In Monroe’s telling, Subchapter K is irredeemably complex. Complexity in tax law is nothing new, but what makes the complexity of Subchapter K such a problem is that the complexity pervades the law. Subchapter K’s complexity exits not only at its margins, but also at its core, as demonstrated by the partnership allocation rules found in section 704 and its notorious regulations. As a result, taxpayers are forced to improvise as they attempt to comply with the law. For the wealthiest taxpayers—the “elite partnerships,” in Monroe’s terminology—tax professionals guide the improvisation, usually leading to target allocations. For the rest of the taxpayers—the “forgotten partnerships”—the improvisation is essentially rudderless, stressful, and demeaning.
Monroe uses the label “forgotten partnerships” because these taxpayers are the ones that the tax experts—lawyers, lawmakers, and academics—tend to ignore when thinking about Subchapter K. Instead, Subchapter K has developed to serve the interests of the elite partnerships, rendering them the only ones who meaningfully participate in the tax law. Lawyers pursue elite partnerships as clients, lawmakers respond to the concerns of elite partnerships, and academics teach that the complexity of the law is a necessary evil—the solution to which is good partnership tax lawyers.
It is a self-perpetuating cycle—as the law is tweaked to address the needs of elite partnerships who can afford advisors to guide them through complex rules, it further pushes out to sea the forgotten partnerships who do not have those good partnership tax lawyers. Take the substantial economic effect safe harbor. Designed to streamline partnership allocations, it became hopelessly complex. Not even the elite partnerships try to comply with it, opting instead for the riskier target allocations method. Forgotten partnerships try their best to intuit the right approach and hope they are not audited. These forgotten partnerships are thus denied the ability to meaningfully participate in the tax law, eroding faith in the system.
This is a bleak state of affairs, but Monroe sees a way out. The forgotten partnerships must be recognized in discussions about the trajectory of Subchapter K, and the norm that the rules have to be complex must be challenged. These goals are not going to be actualized overnight, but important first steps are attainable. Tax experts should begin to ask how partnership tax provisions affect not only those able to afford professional advice, but also those who are not able to afford that advice. Doing so would open the door for a more inclusive partnership tax law.
More concretely, Monroe proposes that the allocation rules be reformed first by blessing target allocations and second by creating a simplified safe harbor for small partnerships (likely defined similarly to other parts of the Code defining small businesses, such as section 448). This bifurcated regime would begin to address the concerns of both elite partnerships and forgotten partnerships and pave the way for further reform.
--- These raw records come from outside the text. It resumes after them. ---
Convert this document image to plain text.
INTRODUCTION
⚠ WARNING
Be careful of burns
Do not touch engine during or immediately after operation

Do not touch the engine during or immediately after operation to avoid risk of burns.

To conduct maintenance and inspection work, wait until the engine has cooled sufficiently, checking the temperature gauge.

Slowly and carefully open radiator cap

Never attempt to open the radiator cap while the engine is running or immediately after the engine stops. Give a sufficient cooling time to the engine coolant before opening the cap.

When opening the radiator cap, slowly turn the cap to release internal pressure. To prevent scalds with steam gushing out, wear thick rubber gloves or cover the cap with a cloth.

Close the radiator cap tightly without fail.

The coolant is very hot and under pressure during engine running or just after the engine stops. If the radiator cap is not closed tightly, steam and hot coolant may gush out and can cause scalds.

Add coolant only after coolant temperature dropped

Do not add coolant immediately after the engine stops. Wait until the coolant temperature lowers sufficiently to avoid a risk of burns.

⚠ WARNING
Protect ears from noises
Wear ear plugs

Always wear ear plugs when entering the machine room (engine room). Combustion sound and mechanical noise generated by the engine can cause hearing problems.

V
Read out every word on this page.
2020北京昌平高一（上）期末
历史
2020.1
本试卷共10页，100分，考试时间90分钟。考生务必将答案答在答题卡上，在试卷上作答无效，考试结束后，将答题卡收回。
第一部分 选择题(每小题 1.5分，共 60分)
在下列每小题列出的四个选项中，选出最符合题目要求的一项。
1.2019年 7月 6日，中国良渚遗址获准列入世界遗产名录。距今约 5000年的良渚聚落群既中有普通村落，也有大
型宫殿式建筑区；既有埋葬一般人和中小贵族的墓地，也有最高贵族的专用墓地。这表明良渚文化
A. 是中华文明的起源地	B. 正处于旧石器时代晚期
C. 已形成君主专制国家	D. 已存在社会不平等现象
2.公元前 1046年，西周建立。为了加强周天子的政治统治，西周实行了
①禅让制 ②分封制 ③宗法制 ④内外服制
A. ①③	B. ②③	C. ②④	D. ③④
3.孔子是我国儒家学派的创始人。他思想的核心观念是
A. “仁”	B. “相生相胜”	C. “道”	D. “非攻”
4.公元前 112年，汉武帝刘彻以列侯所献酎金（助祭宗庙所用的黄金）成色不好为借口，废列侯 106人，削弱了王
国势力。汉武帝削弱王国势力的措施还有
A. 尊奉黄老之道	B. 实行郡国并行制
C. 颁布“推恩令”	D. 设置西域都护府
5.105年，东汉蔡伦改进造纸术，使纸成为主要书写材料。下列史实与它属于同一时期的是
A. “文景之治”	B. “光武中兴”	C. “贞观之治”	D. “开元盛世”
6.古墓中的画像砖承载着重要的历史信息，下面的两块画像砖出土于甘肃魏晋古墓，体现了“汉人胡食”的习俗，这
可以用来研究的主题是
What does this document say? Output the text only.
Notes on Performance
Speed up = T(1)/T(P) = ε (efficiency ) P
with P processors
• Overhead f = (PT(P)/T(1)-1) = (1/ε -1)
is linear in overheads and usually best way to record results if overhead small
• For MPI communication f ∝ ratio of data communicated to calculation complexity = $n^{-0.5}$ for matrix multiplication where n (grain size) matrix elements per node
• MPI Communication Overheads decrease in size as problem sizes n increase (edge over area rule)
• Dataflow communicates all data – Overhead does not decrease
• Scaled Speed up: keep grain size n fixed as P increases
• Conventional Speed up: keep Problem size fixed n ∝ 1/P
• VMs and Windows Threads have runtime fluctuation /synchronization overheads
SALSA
Monroe’s detailing of the complexity and resulting vagueness of the partnership tax law is undoubtedly correct, but with that complexity and vagueness comes flexibility for taxpayers in structuring their businesses. Again: do what you want, just don’t screw the government. Monroe’s proposals seem more in line with the “do what you want” principle, in the sense that clarifying the law would make it possible for all types of partnerships to comfortably operate as they please as respected and dignified taxpayers, a luxury that forgotten partnerships do not currently have. (Though we might ask how different the elite partnerships are from the forgotten partnerships if no one is effectively able to take advantage of the substantial economic effect safe harbor designed for the elite partnerships. Monroe focuses on the attention given to elite partnerships and the resulting access to guidance as the distinguishing factor, which seems reasonable but muddies the range of forgotten partnerships a bit.)
However, another way to look at the state of affairs is that the government is not willing to give much ground on the “don’t screw us” front by carving out simpler safe harbors for taxpayers. In other words, the complexity norm is a veneer of sorts for a robust anti-abuse norm, or a reflection that the government does not have a direct say in the terms of the partnership agreement. The substantial economic effect rules are a case in point; the safe harbor is so difficult to enter that it is effectively meaningless, even for elite partnerships. From this perspective, Monroe’s proposals seem less of a fit. The government could lose a lot of flexibility by formalizing these safe harbors; why should it be expected to do so?
The answer, as I take it from Monroe’s piece, is that the cost of that government flexibility is the erosion of taxpayer morale, an erosion that disproportionately falls on the forgotten partnerships. A law that taxpayers have to intuit is no law at all, and the government must do better, even if some power is lost. It is a position difficult to argue with; in my future Partnership Taxation classes perhaps I’ll follow up my introductory comments with a new question for my future excellent partnership tax lawyers: who should bear the burden of this most difficult of tax exercises?